Hundreds of thousands of people gather in Plaza de Congreso last June. Photo via

#NiUnaMenos (Not One Less), the movement dedicated to fighting gender inequality and especially violence against women, has launched a new campaign called #VolvemosAGritar (Let’s Shout Again) ahead of its second annual march that will take place across Argentina on June 3rd — a full year after 300,000 individuals marched onto Congress to cry out against spiking numbers of femicides in Argentina.

According to a report published on Ni Una Menos’ Facebook on Monday, in 2015 there were 286 femicides in Argentina but, more alarmingly, in the first 100 days of this year alone, there have been 66 more female victims. In the last two weeks alone, there have been 11 reported femicides in Argentina, including that of a 14-year-old girl in Ramos Mejías in the outskirts of the City of Buenos Aires. Last year, statistics provided by the non-governmental organization Casa del Encuentro suggested that a woman is still murdered every 30 hours in Argentina.

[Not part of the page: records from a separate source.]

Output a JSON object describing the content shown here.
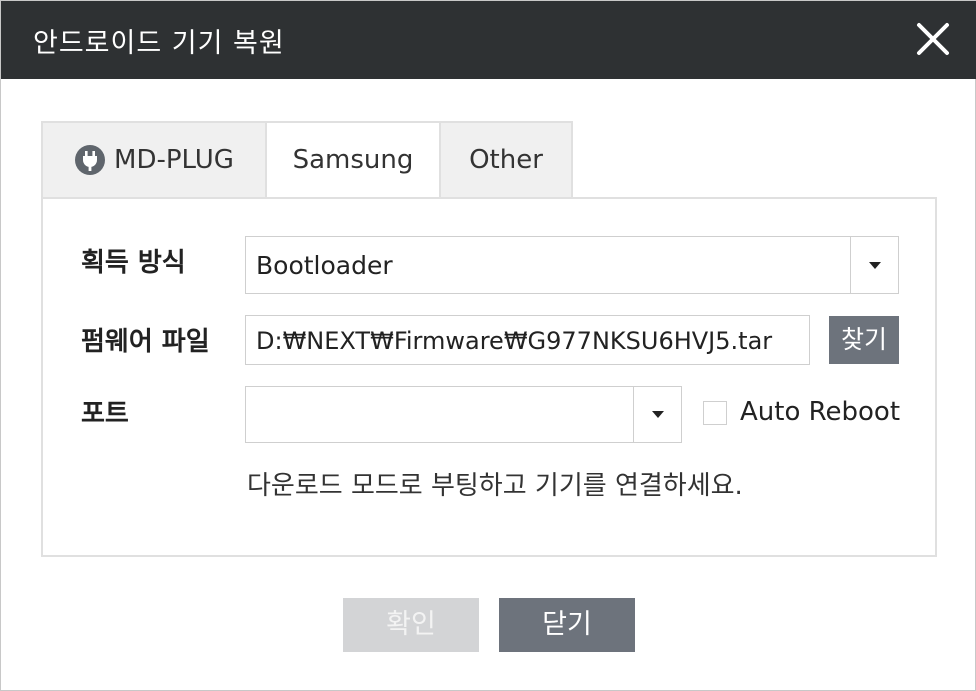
{
  "window": {
    "title": "안드로이드 기기 복원",
    "close_icon": "close-icon"
  },
  "tabs": [
    {
      "label": "MD-PLUG",
      "icon": "plug-icon",
      "active": false
    },
    {
      "label": "Samsung",
      "active": true
    },
    {
      "label": "Other",
      "active": false
    }
  ],
  "form": {
    "acquisition_label": "획득 방식",
    "acquisition_value": "Bootloader",
    "firmware_label": "펌웨어 파일",
    "firmware_value": "D:₩NEXT₩Firmware₩G977NKSU6HVJ5.tar",
    "browse_label": "찾기",
    "port_label": "포트",
    "port_value": "",
    "auto_reboot_label": "Auto Reboot",
    "auto_reboot_checked": false,
    "hint": "다운로드 모드로 부팅하고 기기를 연결하세요."
  },
  "buttons": {
    "ok_label": "확인",
    "ok_enabled": false,
    "close_label": "닫기"
  },
  "colors": {
    "titlebar": "#2e3133",
    "button_dark": "#6d737c",
    "button_disabled": "#d3d4d6"
  }
}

“No to blows that hurt. No to words that leave a mark.”

At a time when Argentina should be pushing forward to promote female equality, it took an enormous leap backwards at the end of last month when a young woman was sentenced to eight years in prison for having had a spontaneous abortion — or miscarriage — two years ago. Consequently, the 25-year-old was found guilty of homicide, as the Tucumán judiciary believes she induced the abortion, which is a criminal offense in Argentina.

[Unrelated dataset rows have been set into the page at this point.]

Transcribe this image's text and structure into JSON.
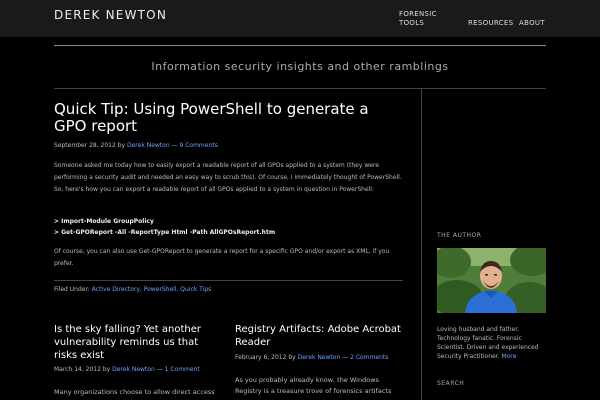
{
  "site": {
    "title": "DEREK NEWTON",
    "tagline": "Information security insights and other ramblings"
  },
  "nav": {
    "items": [
      {
        "label": "FORENSIC TOOLS"
      },
      {
        "label": "RESOURCES"
      },
      {
        "label": "ABOUT"
      }
    ]
  },
  "post": {
    "title": "Quick Tip: Using PowerShell to generate a GPO report",
    "date": "September 28, 2012",
    "by": "by",
    "author": "Derek Newton",
    "dash": "—",
    "comments": "9 Comments",
    "para1": "Someone asked me today how to easily export a readable report of all GPOs applied to a system (they were performing a security audit and needed an easy way to scrub this). Of course, I immediately thought of PowerShell. So, here's how you can export a readable report of all GPOs applied to a system in question in PowerShell:",
    "cmd1": "> Import-Module GroupPolicy",
    "cmd2": "> Get-GPOReport -All -ReportType Html -Path AllGPOsReport.htm",
    "para2": "Of course, you can also use Get-GPOReport to generate a report for a specific GPO and/or export as XML, if you prefer.",
    "filed_under": "Filed Under:",
    "categories": "Active Directory, PowerShell, Quick Tips"
  },
  "sub_posts": [
    {
      "title": "Is the sky falling? Yet another vulnerability reminds us that risks exist",
      "date": "March 14, 2012",
      "by": "by",
      "author": "Derek Newton",
      "dash": "—",
      "comments": "1 Comment",
      "excerpt": "Many organizations choose to allow direct access"
    },
    {
      "title": "Registry Artifacts: Adobe Acrobat Reader",
      "date": "February 6, 2012",
      "by": "by",
      "author": "Derek Newton",
      "dash": "—",
      "comments": "2 Comments",
      "excerpt": "As you probably already know, the Windows Registry is a treasure trove of forensics artifacts"
    }
  ],
  "sidebar": {
    "heading": "THE AUTHOR",
    "bio": "Loving husband and father. Technology fanatic. Forensic Scientist. Driven and experienced Security Practitioner.",
    "bio_link": "More",
    "search_heading": "SEARCH"
  },
  "colors": {
    "background": "#000000",
    "topbar": "#1a1a1a",
    "link": "#6aa3ff"
  }
}
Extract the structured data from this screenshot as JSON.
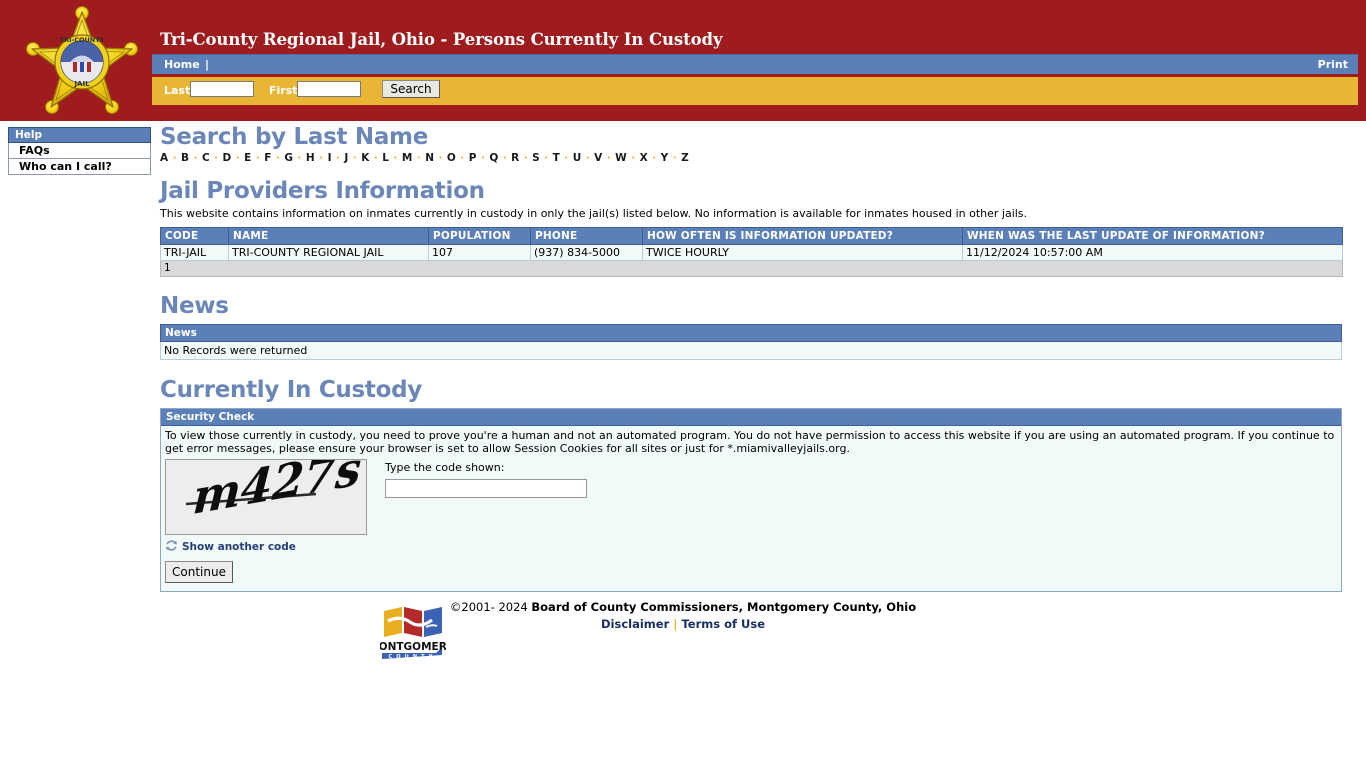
{
  "header": {
    "title": "Tri-County Regional Jail, Ohio - Persons Currently In Custody",
    "badge_alt": "tri-county-jail-star-badge",
    "badge_text_top": "TRI-COUNTY",
    "badge_text_bottom": "JAIL",
    "nav": {
      "home": "Home",
      "separator": "|",
      "print": "Print"
    },
    "search": {
      "last_label": "Last",
      "last_value": "",
      "last_placeholder": "",
      "first_label": "First",
      "first_value": "",
      "first_placeholder": "",
      "button": "Search"
    },
    "colors": {
      "maroon": "#9e1b1e",
      "blue": "#5b80b8",
      "gold": "#e8b535"
    }
  },
  "sidebar": {
    "heading": "Help",
    "items": [
      {
        "label": "FAQs"
      },
      {
        "label": "Who can I call?"
      }
    ]
  },
  "search_by_last_name": {
    "title": "Search by Last Name",
    "letters": [
      "A",
      "B",
      "C",
      "D",
      "E",
      "F",
      "G",
      "H",
      "I",
      "J",
      "K",
      "L",
      "M",
      "N",
      "O",
      "P",
      "Q",
      "R",
      "S",
      "T",
      "U",
      "V",
      "W",
      "X",
      "Y",
      "Z"
    ],
    "separator": "·"
  },
  "providers": {
    "title": "Jail Providers Information",
    "description": "This website contains information on inmates currently in custody in only the jail(s) listed below. No information is available for inmates housed in other jails.",
    "columns": [
      "CODE",
      "NAME",
      "POPULATION",
      "PHONE",
      "HOW OFTEN IS INFORMATION UPDATED?",
      "WHEN WAS THE LAST UPDATE OF INFORMATION?"
    ],
    "rows": [
      {
        "code": "TRI-JAIL",
        "name": "TRI-COUNTY REGIONAL JAIL",
        "population": "107",
        "phone": "(937) 834-5000",
        "update_frequency": "TWICE HOURLY",
        "last_update": "11/12/2024 10:57:00 AM"
      }
    ],
    "pager": "1"
  },
  "news": {
    "title": "News",
    "column": "News",
    "empty_message": "No Records were returned"
  },
  "custody": {
    "title": "Currently In Custody",
    "security_check": {
      "heading": "Security Check",
      "message": "To view those currently in custody, you need to prove you're a human and not an automated program. You do not have permission to access this website if you are using an automated program. If you continue to get error messages, please ensure your browser is set to allow Session Cookies for all sites or just for *.miamivalleyjails.org.",
      "captcha_code": "m427s",
      "input_label": "Type the code shown:",
      "input_value": "",
      "input_placeholder": "",
      "refresh_link": "Show another code",
      "continue_button": "Continue"
    }
  },
  "footer": {
    "copyright_prefix": "©2001- 2024 ",
    "copyright_owner": "Board of County Commissioners, Montgomery County, Ohio",
    "disclaimer": "Disclaimer",
    "separator": "|",
    "terms": "Terms of Use",
    "logo_line1": "MONTGOMERY",
    "logo_line2": "C O U N T Y"
  }
}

The decision further brought to attention one of the central philosophies of Ni Una Menos: that a woman’s body is her own. “We are owners of our own bodies and of our own life paths. Owners of our own choices: what we want, who we want and how we want it…without legal abortion, there is no #NiUnaMenos,” said a statement released by the organization.

A plan introduced in 2009 called the Women’s Protection Law (Law 26.485), was meant to bring about the creation of a National Action Plan for the Prevention, Assistance and Eradication of Violence. This law was meant to define the guidelines for implementing the law on a national scale, however, a conclusive plan still does not exist.

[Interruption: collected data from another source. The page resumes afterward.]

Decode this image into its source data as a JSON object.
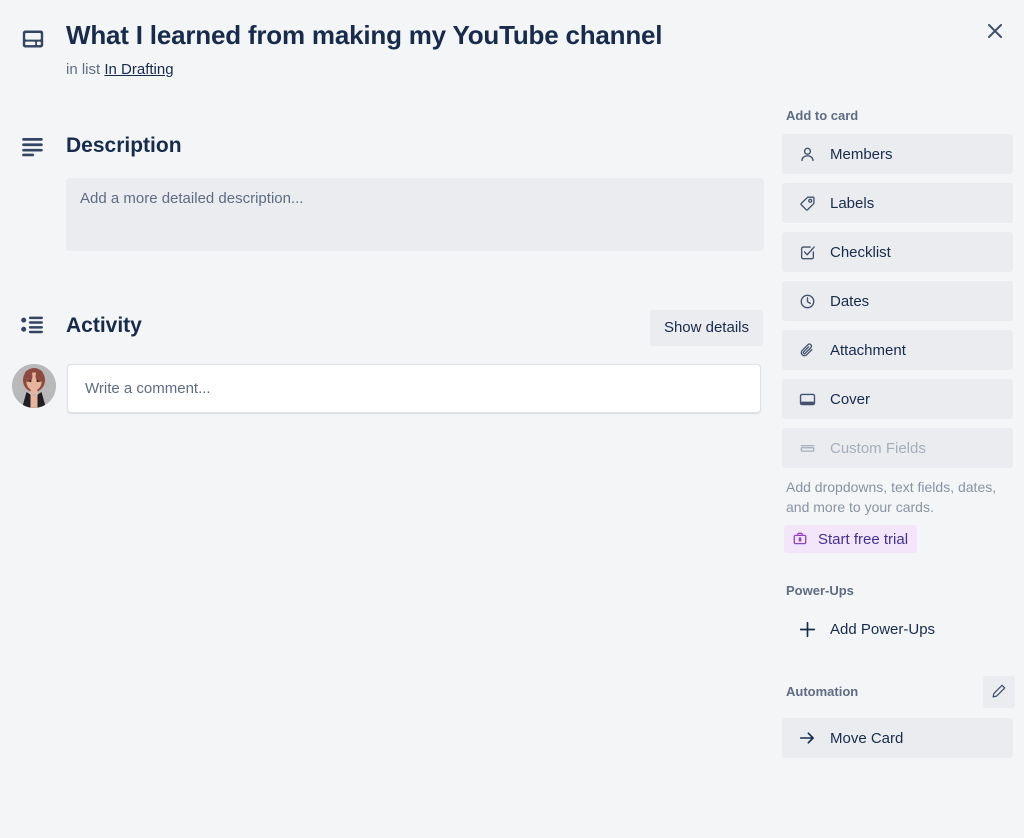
{
  "window": {
    "close_label": "Close",
    "close_icon": "close-icon"
  },
  "card": {
    "header_icon": "card-cover-icon",
    "title": "What I learned from making my YouTube channel",
    "in_list_prefix": "in list",
    "list_name": "In Drafting"
  },
  "description": {
    "icon": "description-lines-icon",
    "heading": "Description",
    "placeholder": "Add a more detailed description..."
  },
  "activity": {
    "icon": "activity-list-icon",
    "heading": "Activity",
    "show_details_label": "Show details",
    "avatar_icon": "user-avatar-photo",
    "comment_placeholder": "Write a comment..."
  },
  "sidebar": {
    "add_to_card": {
      "heading": "Add to card",
      "items": [
        {
          "label": "Members",
          "icon": "person-icon",
          "disabled": false
        },
        {
          "label": "Labels",
          "icon": "label-tag-icon",
          "disabled": false
        },
        {
          "label": "Checklist",
          "icon": "checkbox-icon",
          "disabled": false
        },
        {
          "label": "Dates",
          "icon": "clock-icon",
          "disabled": false
        },
        {
          "label": "Attachment",
          "icon": "paperclip-icon",
          "disabled": false
        },
        {
          "label": "Cover",
          "icon": "cover-icon",
          "disabled": false
        },
        {
          "label": "Custom Fields",
          "icon": "custom-fields-icon",
          "disabled": true
        }
      ],
      "note": "Add dropdowns, text fields, dates, and more to your cards.",
      "trial_label": "Start free trial",
      "trial_icon": "briefcase-icon",
      "trial_bg": "#f3e6fb",
      "trial_fg": "#403294"
    },
    "power_ups": {
      "heading": "Power-Ups",
      "add_label": "Add Power-Ups",
      "add_icon": "plus-icon"
    },
    "automation": {
      "heading": "Automation",
      "edit_icon": "pencil-icon",
      "items": [
        {
          "label": "Move Card",
          "icon": "arrow-right-icon"
        }
      ]
    }
  },
  "colors": {
    "page_bg": "#f4f5f7",
    "text": "#172b4d",
    "muted": "#5e6c84",
    "button_bg": "#ebecf0",
    "disabled": "#a5adba"
  }
}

Last November, small steps were taken to provide women with better legal support; there now exists a body of lawyers to “provide free legal and integral legal advice throughout the country to victims of gender violence in all its types.” This legal force is available to victims targeted “on the basis of gender identity or sexual orientation in order to guarantee their access to justice in a timely and effective manner.”

Additionally, statistics on femicide are now available on the Supreme Court’s Women’s Office website, on the first National Registry of Femicides. Previously, these numbers were only made available by NGOs collecting their own data, however it is worth pointing out that whilst the official registry recorded 225 deaths in 2014, the NGO Casa del Encuentro claimed that the number was in fact 277.